La Californie, avec ses paysages variés et son climat ensoleillé, cache sous ses pieds un enchevêtrement de failles sismiques. Ces cassures géologiques provoquent de nombreux tremblements de terre qui secouent régulièrement l’État. La faille de San Andreas est sans doute la plus connue, notamment après le grand séisme de San Francisco en 1906. D’autres failles, comme Newport-Inglewood et Elsinore, participent aussi à l’activité sismique de la région. Bien comprendre ces failles permet de mieux anticiper les risques et de préparer les populations locales.
Un réseau de failles à suivre
La faille d’Elsinore est une des structures géologiques majeures du sud de la Californie. Elle s’étend du désert de Sonora, dans le comté d’Imperial, jusqu’à traverser des villes comme Temecula, Murrieta et Lake Elsinore dans le comté de Riverside. À Corona, elle se divise en deux parties distinctes : la faille de Chino et celle de Whittier.
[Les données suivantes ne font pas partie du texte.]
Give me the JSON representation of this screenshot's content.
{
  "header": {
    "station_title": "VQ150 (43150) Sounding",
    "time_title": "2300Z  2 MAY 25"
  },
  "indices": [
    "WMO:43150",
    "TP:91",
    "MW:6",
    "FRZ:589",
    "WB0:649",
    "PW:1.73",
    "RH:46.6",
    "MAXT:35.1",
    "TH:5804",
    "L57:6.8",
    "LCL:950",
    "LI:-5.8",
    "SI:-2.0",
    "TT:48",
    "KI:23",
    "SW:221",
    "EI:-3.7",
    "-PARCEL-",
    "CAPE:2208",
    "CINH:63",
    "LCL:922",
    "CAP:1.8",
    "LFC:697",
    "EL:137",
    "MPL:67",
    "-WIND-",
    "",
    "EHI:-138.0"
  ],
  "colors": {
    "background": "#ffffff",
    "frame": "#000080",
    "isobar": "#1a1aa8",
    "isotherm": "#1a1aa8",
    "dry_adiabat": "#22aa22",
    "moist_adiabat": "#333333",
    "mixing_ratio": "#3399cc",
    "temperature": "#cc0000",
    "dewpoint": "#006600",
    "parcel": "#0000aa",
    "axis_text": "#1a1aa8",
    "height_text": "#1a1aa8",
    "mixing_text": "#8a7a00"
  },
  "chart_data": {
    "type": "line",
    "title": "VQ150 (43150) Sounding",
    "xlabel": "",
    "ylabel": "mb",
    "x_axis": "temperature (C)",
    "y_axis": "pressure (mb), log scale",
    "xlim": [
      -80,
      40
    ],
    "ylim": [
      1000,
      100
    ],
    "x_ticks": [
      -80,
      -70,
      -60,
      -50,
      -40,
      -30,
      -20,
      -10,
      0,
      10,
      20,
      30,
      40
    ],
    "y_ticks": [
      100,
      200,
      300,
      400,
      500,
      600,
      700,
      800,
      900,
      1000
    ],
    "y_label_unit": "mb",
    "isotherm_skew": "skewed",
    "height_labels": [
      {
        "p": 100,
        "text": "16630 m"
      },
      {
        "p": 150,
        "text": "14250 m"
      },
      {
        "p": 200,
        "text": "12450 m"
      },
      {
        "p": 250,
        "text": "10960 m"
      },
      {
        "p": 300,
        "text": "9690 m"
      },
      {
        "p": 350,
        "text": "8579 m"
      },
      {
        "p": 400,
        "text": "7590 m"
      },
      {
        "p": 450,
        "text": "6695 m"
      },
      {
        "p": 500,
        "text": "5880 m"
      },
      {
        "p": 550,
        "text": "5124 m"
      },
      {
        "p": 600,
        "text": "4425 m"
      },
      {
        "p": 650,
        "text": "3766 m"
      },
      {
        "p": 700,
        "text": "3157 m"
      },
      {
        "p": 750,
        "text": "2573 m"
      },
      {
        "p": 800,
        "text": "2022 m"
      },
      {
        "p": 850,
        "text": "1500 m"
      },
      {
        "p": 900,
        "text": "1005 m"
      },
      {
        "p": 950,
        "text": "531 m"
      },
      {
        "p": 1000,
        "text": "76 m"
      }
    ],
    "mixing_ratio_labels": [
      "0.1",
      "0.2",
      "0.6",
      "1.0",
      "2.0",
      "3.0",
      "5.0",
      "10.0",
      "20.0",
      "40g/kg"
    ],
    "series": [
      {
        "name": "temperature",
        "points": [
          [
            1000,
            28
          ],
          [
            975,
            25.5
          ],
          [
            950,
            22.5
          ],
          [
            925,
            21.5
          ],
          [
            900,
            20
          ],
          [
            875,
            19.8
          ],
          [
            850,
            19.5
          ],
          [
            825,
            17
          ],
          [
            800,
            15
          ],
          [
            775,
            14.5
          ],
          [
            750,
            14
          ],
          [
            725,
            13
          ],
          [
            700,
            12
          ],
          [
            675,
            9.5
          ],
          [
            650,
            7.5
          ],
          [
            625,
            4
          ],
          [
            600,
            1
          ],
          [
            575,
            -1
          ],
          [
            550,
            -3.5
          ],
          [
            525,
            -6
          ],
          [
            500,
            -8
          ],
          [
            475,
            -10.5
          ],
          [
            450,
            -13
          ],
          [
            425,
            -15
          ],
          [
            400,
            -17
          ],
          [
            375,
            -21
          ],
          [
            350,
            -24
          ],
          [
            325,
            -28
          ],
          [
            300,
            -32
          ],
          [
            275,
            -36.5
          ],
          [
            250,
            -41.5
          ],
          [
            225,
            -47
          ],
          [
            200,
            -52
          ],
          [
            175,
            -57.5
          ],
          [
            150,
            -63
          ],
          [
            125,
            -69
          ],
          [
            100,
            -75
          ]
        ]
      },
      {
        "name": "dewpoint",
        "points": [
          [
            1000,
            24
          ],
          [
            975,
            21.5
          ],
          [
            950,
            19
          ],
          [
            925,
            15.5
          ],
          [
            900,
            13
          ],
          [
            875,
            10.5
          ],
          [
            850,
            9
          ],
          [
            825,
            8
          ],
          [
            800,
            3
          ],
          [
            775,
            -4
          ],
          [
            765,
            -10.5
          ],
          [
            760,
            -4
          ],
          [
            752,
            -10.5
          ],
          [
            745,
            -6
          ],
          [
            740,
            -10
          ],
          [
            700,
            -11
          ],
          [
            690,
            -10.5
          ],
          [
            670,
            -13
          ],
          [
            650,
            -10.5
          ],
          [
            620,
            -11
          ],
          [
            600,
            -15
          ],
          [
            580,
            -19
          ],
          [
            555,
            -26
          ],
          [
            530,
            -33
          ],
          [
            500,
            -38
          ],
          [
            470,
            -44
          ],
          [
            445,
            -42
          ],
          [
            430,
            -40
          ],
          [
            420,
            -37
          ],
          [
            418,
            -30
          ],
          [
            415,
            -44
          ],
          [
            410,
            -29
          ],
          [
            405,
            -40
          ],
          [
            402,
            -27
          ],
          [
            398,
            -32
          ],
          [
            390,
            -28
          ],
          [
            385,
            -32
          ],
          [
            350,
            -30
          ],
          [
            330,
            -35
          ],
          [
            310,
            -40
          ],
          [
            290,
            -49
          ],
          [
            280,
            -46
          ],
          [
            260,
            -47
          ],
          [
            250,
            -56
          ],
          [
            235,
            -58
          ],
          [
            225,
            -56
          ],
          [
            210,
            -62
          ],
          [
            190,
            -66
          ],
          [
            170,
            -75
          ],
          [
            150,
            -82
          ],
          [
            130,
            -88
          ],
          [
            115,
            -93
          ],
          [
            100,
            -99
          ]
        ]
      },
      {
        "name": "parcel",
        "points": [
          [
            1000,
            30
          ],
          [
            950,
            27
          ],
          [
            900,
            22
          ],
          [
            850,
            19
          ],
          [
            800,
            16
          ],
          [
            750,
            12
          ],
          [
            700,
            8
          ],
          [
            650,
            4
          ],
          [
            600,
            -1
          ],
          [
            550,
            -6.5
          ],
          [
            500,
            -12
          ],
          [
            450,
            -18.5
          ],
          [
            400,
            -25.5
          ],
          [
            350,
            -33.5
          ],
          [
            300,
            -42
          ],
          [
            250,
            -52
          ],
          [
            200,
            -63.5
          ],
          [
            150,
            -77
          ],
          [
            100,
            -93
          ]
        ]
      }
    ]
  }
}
Historiquement, la faille d’Elsinore a été plutôt calme, mais elle a le potentiel de générer un séisme d’envergure. Les spécialistes estiment qu’elle pourrait produire un tremblement de terre d’une magnitude pouvant atteindre 7,8, touchant principalement le sud de la Californie et le nord du Mexique. Contrairement aux idées reçues, un tel événement ne concernerait pas des continents lointains comme l’Europe.
Scénarios et risques envisagés
Les conséquences d’un séisme sur la faille d’Elsinore pourraient être sérieuses. Selon un scénario imaginé par l’U.S. Geological Survey, un séisme de magnitude 7,8 provoquerait des secousses violentes dans plusieurs villes californiennes. Des bâtiments risqueraient d’être lourdement endommagés sur un vaste secteur, et des vibrations intenses se feraient sentir jusqu’à Los Angeles et Long Beach.
Cette activité pourrait également influencer d’autres failles à proximité, comme celle de Whittier, augmentant ainsi les inquiétudes pour les zones alentours. Lucy Jones, sismologue au Caltech, explique que « la faille d’Elsinore constitue l’un des principaux risques en Californie du Sud ». Kate Scharer, géologue à l’U.S. Geological Survey, rappelle qu’il existe « un certain risque que ce soit la prochaine » à se réactiver.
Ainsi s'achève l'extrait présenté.